Tilted velocity magnitude around 400 km/s

Most catalogs exclude zero tilt at 2.5 sigma

Inflation must last at least 6 e-folds longer than horizon solving requirement

Abstract

A large bulk flow, which is in tension with the Lambda Cold Dark Matter ($\Lambda$CDM) cosmological model, has been observed. In this paper, we provide a physically plausible explanation of this bulk flow, based on the assumption that some fraction of the observed dipole in the cosmic microwave background is due to an intrinsic fluctuation, so that the subtraction of the observed dipole leads to a mismatch between the cosmic microwave background (CMB) defined rest frame and the matter rest frame. We investigate a model that takes into account the relative velocity (hereafter the tilted velocity) between the two frames, and develop a Bayesian statistic to explore the likelihood of this tilted velocity.

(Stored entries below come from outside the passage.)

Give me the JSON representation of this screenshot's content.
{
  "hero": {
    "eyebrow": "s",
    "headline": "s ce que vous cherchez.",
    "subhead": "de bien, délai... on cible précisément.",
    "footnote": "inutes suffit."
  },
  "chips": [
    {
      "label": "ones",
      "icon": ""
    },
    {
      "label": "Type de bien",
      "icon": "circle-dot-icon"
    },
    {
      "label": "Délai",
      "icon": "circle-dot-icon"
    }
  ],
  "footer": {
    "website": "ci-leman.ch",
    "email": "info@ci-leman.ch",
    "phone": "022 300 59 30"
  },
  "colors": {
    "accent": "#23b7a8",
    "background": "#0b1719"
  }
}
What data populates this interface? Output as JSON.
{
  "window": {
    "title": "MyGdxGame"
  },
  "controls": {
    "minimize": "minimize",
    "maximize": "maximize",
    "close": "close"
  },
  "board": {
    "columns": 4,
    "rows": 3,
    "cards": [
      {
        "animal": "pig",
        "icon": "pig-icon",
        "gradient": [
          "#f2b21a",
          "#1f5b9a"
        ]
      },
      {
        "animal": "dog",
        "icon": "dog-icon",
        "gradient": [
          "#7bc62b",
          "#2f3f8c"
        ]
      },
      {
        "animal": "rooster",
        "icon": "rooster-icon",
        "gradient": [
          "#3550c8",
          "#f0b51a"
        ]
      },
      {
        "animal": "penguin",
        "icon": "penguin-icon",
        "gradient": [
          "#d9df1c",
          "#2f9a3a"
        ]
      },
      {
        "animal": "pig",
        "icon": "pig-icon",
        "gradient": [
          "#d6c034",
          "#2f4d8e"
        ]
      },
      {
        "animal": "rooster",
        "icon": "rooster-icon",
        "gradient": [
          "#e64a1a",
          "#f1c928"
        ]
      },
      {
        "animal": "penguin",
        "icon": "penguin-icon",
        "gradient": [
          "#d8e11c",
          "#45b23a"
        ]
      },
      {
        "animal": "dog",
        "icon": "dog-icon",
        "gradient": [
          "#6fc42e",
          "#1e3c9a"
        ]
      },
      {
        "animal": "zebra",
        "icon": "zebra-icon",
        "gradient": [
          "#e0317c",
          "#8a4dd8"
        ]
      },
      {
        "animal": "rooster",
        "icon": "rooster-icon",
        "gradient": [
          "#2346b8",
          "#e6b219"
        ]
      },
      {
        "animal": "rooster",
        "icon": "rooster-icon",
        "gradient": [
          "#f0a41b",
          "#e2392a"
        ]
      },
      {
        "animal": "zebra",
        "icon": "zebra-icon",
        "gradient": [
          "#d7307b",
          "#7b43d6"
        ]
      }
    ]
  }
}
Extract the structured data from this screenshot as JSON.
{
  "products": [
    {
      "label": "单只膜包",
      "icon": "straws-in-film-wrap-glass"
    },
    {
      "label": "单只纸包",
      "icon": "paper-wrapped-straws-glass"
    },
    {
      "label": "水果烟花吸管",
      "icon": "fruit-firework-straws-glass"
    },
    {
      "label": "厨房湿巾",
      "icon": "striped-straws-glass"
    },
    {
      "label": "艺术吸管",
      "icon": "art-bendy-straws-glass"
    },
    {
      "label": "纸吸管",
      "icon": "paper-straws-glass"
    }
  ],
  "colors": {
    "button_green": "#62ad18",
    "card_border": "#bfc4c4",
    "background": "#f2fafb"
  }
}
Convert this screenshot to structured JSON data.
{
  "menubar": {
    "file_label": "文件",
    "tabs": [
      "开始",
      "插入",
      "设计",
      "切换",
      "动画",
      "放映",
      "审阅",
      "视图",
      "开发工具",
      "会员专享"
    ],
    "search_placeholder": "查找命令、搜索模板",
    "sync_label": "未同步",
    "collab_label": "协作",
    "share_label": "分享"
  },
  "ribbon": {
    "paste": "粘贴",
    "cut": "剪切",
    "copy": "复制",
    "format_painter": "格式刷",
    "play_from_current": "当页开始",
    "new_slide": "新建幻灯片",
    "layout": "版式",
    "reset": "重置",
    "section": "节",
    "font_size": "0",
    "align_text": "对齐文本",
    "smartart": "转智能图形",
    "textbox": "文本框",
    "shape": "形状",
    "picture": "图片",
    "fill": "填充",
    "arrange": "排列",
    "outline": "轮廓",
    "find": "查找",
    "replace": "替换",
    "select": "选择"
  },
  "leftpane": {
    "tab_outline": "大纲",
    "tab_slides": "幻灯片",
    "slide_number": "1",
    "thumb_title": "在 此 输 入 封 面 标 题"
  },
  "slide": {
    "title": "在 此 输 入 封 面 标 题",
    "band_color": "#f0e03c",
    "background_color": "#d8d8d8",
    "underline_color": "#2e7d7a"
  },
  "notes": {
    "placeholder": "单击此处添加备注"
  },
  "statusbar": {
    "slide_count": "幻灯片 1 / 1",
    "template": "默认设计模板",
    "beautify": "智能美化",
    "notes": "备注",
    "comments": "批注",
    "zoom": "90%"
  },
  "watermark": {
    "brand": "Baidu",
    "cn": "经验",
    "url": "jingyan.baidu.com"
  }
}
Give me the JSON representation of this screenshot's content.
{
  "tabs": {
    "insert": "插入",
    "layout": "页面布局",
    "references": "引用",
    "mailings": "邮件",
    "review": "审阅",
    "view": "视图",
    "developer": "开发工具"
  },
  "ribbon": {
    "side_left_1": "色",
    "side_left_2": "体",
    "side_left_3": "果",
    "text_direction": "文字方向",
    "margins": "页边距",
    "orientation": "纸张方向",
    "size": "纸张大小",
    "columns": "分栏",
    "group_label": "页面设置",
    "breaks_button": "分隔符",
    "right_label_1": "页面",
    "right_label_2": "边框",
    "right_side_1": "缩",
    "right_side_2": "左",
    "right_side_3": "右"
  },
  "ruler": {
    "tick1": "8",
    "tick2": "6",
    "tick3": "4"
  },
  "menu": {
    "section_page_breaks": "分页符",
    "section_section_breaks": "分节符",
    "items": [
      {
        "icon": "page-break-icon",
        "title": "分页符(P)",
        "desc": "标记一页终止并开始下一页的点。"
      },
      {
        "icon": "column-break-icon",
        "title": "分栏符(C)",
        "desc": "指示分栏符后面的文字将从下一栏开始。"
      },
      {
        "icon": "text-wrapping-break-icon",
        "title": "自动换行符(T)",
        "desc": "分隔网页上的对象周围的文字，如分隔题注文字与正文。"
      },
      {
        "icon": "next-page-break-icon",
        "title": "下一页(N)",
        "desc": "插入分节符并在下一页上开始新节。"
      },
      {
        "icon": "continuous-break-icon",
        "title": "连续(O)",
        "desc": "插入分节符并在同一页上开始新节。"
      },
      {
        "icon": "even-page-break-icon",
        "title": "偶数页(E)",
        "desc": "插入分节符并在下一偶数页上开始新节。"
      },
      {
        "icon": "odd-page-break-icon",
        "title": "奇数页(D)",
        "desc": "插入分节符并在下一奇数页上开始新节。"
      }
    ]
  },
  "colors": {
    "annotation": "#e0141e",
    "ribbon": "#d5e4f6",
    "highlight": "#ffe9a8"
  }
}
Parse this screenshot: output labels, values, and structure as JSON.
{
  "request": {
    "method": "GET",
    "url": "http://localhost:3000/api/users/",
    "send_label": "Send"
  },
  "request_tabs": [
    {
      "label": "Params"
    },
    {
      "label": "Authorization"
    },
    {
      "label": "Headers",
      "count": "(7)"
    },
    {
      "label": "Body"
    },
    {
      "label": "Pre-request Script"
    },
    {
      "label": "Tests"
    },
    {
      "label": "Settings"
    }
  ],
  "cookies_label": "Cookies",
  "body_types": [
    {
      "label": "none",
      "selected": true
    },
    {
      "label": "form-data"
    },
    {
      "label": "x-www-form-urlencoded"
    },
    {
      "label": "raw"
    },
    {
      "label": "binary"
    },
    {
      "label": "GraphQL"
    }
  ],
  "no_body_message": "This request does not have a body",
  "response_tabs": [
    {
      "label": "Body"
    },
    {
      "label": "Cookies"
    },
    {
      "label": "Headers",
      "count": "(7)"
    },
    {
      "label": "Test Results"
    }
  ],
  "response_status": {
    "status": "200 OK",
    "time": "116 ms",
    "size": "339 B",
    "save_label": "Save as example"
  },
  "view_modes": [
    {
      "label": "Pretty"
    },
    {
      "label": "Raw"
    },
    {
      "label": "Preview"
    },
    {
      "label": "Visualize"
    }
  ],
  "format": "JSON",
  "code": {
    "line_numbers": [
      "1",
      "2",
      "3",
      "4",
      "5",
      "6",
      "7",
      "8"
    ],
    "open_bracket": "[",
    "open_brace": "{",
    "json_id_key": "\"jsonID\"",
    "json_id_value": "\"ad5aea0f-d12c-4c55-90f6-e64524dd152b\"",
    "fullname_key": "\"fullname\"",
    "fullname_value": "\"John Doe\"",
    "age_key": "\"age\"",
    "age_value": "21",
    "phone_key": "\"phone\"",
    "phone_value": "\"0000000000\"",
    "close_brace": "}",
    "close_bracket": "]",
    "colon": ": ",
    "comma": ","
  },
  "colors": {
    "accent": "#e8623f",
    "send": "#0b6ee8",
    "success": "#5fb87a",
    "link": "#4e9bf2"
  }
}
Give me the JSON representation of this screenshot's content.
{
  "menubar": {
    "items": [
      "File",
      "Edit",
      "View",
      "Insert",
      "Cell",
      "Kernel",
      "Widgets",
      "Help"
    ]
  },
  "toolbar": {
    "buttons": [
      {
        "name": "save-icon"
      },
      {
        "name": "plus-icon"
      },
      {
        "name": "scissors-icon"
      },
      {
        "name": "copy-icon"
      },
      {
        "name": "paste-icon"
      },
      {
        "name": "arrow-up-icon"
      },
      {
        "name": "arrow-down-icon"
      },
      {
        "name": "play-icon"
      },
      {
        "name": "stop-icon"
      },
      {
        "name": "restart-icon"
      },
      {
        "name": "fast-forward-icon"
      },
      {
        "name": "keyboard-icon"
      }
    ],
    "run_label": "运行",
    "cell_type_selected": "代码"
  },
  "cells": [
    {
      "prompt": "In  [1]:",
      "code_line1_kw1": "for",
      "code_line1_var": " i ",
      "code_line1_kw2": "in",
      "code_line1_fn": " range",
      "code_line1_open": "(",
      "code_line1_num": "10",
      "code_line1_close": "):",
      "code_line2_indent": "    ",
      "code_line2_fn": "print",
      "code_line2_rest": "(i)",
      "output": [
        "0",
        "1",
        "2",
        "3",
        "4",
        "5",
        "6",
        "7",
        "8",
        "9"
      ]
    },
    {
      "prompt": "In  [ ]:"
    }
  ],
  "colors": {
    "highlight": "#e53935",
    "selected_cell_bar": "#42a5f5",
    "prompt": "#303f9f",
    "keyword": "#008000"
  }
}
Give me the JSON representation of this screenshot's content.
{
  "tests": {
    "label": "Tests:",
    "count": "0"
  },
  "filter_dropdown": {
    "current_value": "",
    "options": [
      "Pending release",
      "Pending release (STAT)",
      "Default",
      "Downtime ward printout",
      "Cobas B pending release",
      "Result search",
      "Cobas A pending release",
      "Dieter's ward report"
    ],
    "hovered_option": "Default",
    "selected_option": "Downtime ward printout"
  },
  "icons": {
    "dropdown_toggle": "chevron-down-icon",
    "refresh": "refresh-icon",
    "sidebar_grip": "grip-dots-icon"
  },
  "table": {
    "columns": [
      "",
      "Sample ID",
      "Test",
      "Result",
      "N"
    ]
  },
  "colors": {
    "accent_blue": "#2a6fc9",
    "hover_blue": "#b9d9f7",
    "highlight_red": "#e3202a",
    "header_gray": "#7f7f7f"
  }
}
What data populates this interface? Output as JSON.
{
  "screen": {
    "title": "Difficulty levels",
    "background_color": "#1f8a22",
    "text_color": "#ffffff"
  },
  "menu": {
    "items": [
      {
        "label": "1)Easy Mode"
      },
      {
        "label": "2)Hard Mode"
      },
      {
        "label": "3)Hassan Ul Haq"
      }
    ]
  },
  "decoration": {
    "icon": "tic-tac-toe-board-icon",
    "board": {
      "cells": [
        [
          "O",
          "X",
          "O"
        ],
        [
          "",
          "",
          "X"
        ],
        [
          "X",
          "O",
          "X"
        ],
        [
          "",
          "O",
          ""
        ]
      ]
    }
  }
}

By studying various independent peculiar velocity catalogs, we find that: (1) the magnitude of the tilted velocity $u$ is around 400 km/s, and its direction is close to what is found from previous bulk flow analyses; for most catalogs analysed, u=0 is excluded at about the $2.5 \sigma$ level;(2) constraints on the magnitude of the tilted velocity can result in constraints on the duration of inflation, due to the fact that inflation can neither be too long (no dipole effect) nor too short (very large dipole effect); (3) Under the assumption of a super-horizon isocurvature fluctuation, the constraints on the tilted velocity require that inflation lasts at least 6 e-folds longer (at the 95% confidence interval) than that required to solve the horizon problem. This opens a new window for testing inflation and models of the early Universe from observations of large scale structure.